Cette recension est issue de Politique étrangère 3/2013. Nele Katharina Wissmann propose une analyse de l’ouvrage de Thilo Sarrazin, L’Allemagne disparaît (Paris, éditions du Toucan, 2013, 520 pages).

00-SarrazinDébut avril 2013, après trois ans d’enquête, le Comité pour l’élimination de la discrimination raciale des Nations unies a conclu que l’Allemagne avait porté atteinte à la Convention internationale sur l’élimination de toutes les formes de discrimination raciale en refusant une plainte concernant des propos tenus par l’ancien membre du directoire de la Bundesbank et membre du Parti social-démocrate (SPD) Thilo Sarrazin. En 2009, T. Sarrazin avait affirmé dans une interview publiée dans la revue allemande Lettre Internationale [1] que la majorité des Turcs habitant à Berlin n’avaient pas de fonction « productive » hors des petits commerces de légumes. Selon lui, ces habitants étaient en train de conquérir l’Allemagne par leur taux de natalité plus élevé que celui des Allemands de souche, ce qui poserait un vrai problème du fait de leur quotient intellectuel inférieur à la moyenne.

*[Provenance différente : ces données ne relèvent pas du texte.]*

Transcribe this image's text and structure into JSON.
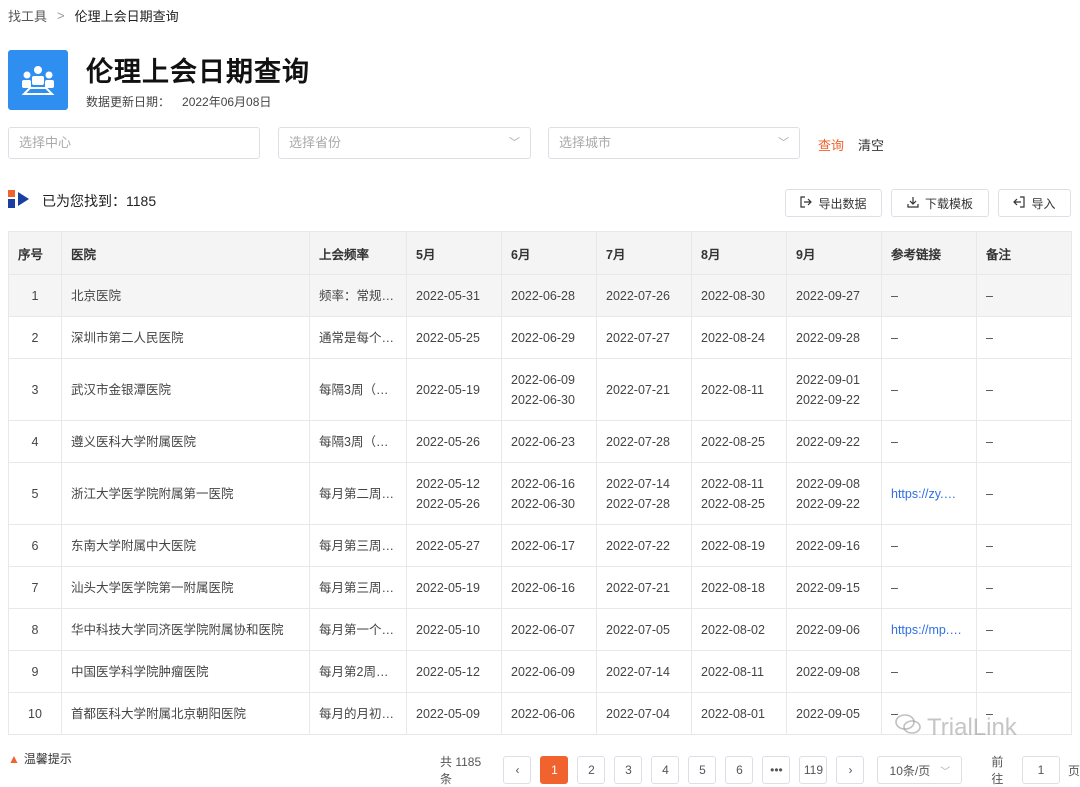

Ces remarques ont conduit la Fédération turque de Berlin (TBB) à porter plainte pour incitation à la haine raciale.
Quatre ans après cette interview et trois après la publication de son livre contesté Deutschland schafft sich ab, qui compte parmi les meilleures ventes d’essais en Allemagne, l’argumentaire de T. Sarrazin est désormais accessible au lectorat français. Le titre de la traduction française va plus loin que l’original L’Allemagne court à sa perte, et avertit désormais que L’Allemagne disparaît. Sur plus de 400 pages, T. Sarrazin explique pourquoi l’Allemagne fait fausse route avec sa politique sociale et devrait revoir sa politique de migration et d’intégration. À première vue, ses arguments semblent scientifiquement étayés, le lecteur se trouvant face à pas moins de 500 notes de bas de page et de 30 pages d’annexes. Plusieurs études ont cependant démontré le manque de cohérence des affirmations formulées [2]. Dans une partie portant sur « les problèmes économiques de l’intégration », l’auteur explique par exemple pourquoi la population musulmane profite davantage du système social allemand que les migrants de pays non-musulmans, est plus souvent au chômage, et échoue plus fréquemment à l’école. Il s’appuie pour cela sur une étude de l’Office fédéral de la statistique [3], laquelle ne précise cependant pas l’appartenance religieuse des personnes interrogées. T. Sarrazin mène un faux débat quand il parle d’un refus des musulmans de s’intégrer culturellement au motif qu’ils interdiraient majoritairement aux filles de participer à l’éducation physique et sportive : les statistiques évaluent ce refus de participation à 7 à 10 % des personnes concernées.
Le lecteur qui s’attend à une étude scientifique sur un sujet d’une importance primordiale pour l’Allemagne et ses voisins sera donc déçu. La lecture de cet ouvrage peut cependant permettre une meilleure compréhension du débat sur l’intégration en Allemagne, mené avec un certain malaise… À plusieurs reprises, l’auteur franchit la ligne rouge, comme par exemple lorsqu’il parle d’une « conquête (musulmane) par fécondité », ou d’une intelligence héréditaire, qui serait, pour lui, inférieure chez les musulmans par rapport au reste de la population allemande.

Nele Katharina Wissmann

1. Lettre Internationale, no 86, automne 2009.
2. N. Foroutan (dir.), « Sarrazins Thesen auf dem Prüfstand. Ein empirischer Gegenentwurf zu Thilo Sarrazins Thesen zu Muslimen in Deutschland », Humboldt-Universität Berlin, décembre 2010.
3. Statistisches Bundesamt, Mikrozensus 2007, Wiesbaden.